Rethinking to_flat_index on flat Index · Issue #23670 · pandas-dev/pandas (original) (raw)

With reference to #22866, and to a comment I made ( #22866 (comment) ) which I thought was paranoid and maybe is not.

Three considerations:

  1. to_flat_index is the only method (the only operation in pandas, actually) I can think of which gives a different result when called on a flat Index and when called on an equivalent 1-level MultiIndex: you obtain the Index itself (each item being assumingly a scalar) in the first case and an Index of length 1 tuples in the second case
  2. if one needs, for any reason, an Index of length-one scalar, there is no simple way to obtain it. Or if you prefer: if we add some sep or analogous arguments (e.g. fmt) to to_flat_index, then it is not going to work on a flat Index (at least with the current implementation). In general, to_flat_index is a method which makes sense also because it can be combined with, for instance .map. When doing so, it is good to know for sure that the arguments received by the callable are always tuples.
  3. Index.to_flat_index() as it is now is idempotent and pretty useless: it makes sense for compatibility... but then compatibility is a priority!

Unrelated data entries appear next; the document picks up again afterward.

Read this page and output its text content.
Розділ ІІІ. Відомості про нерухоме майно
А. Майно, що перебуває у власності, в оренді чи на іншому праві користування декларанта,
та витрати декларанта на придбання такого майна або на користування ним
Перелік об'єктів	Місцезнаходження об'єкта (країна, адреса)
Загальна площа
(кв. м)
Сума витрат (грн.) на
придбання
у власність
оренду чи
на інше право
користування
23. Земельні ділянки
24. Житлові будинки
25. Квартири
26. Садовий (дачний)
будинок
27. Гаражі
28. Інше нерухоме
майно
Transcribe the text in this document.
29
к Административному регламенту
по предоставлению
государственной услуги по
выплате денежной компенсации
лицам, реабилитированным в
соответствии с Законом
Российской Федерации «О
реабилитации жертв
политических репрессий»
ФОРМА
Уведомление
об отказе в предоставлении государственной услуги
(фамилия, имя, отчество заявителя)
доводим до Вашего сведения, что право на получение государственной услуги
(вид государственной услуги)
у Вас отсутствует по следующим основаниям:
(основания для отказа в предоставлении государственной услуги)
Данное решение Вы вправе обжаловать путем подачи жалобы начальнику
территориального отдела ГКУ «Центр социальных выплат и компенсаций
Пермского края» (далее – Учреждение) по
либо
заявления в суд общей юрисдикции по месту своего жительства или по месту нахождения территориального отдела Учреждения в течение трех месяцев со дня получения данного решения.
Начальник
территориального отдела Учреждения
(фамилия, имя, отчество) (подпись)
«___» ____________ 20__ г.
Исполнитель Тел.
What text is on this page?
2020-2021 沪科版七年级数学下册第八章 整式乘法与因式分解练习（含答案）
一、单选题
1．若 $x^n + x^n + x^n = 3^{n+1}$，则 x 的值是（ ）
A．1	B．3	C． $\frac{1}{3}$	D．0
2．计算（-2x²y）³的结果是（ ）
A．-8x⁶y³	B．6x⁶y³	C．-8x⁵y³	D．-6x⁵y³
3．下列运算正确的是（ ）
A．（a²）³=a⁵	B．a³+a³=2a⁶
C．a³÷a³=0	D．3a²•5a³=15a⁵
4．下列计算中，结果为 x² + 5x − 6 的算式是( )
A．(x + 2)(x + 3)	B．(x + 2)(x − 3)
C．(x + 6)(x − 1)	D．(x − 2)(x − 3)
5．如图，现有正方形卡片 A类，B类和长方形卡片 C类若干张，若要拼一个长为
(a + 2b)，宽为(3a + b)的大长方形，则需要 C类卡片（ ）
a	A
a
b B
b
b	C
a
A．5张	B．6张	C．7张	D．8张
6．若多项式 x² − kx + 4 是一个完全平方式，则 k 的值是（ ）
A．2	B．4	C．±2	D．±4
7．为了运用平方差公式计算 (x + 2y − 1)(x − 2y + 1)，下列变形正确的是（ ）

These all lead me to conclude: shouldn't pd.Index.to_flat_index() return an Index of length-1 tuples?

@WillAyd

Code Sample, a copy-pastable example if possible

In [2]: pd.Index([1, 2, 3,]).to_flat_index() Out[2]: Int64Index([1, 2, 3], dtype='int64')

In [3]: pd.MultiIndex.from_arrays([pd.Index([1, 2, 3,])]).to_flat_index() Out[3]: Index([(1,), (2,), (3,)], dtype='object')

Expected Output

Out[2] should be equal to Out[3]

Output of pd.show_versions()

INSTALLED VERSIONS

commit: 454ecfc
python: 3.5.3.final.0
python-bits: 64
OS: Linux
OS-release: 4.9.0-8-amd64
machine: x86_64
processor:
byteorder: little
LC_ALL: None
LANG: it_IT.UTF-8
LOCALE: it_IT.UTF-8

pandas: 0.24.0.dev0+995.g454ecfc61
pytest: 3.5.0
pip: 9.0.1
setuptools: 39.2.0
Cython: 0.28.4
numpy: 1.14.3
scipy: 0.19.0
pyarrow: None
xarray: None
IPython: 6.2.1
sphinx: 1.5.6
patsy: 0.5.0
dateutil: 2.7.3
pytz: 2018.4
blosc: None
bottleneck: 1.2.0dev
tables: 3.3.0
numexpr: 2.6.1
feather: 0.3.1
matplotlib: 2.2.2.post1634.dev0+ge8120cf6d
openpyxl: 2.3.0
xlrd: 1.0.0
xlwt: 1.3.0
xlsxwriter: 0.9.6
lxml: 4.1.1
bs4: 4.5.3
html5lib: 0.999999999
sqlalchemy: 1.0.15
pymysql: None
psycopg2: None
jinja2: 2.10
s3fs: None
fastparquet: None
pandas_gbq: None
pandas_datareader: 0.2.1
gcsfs: None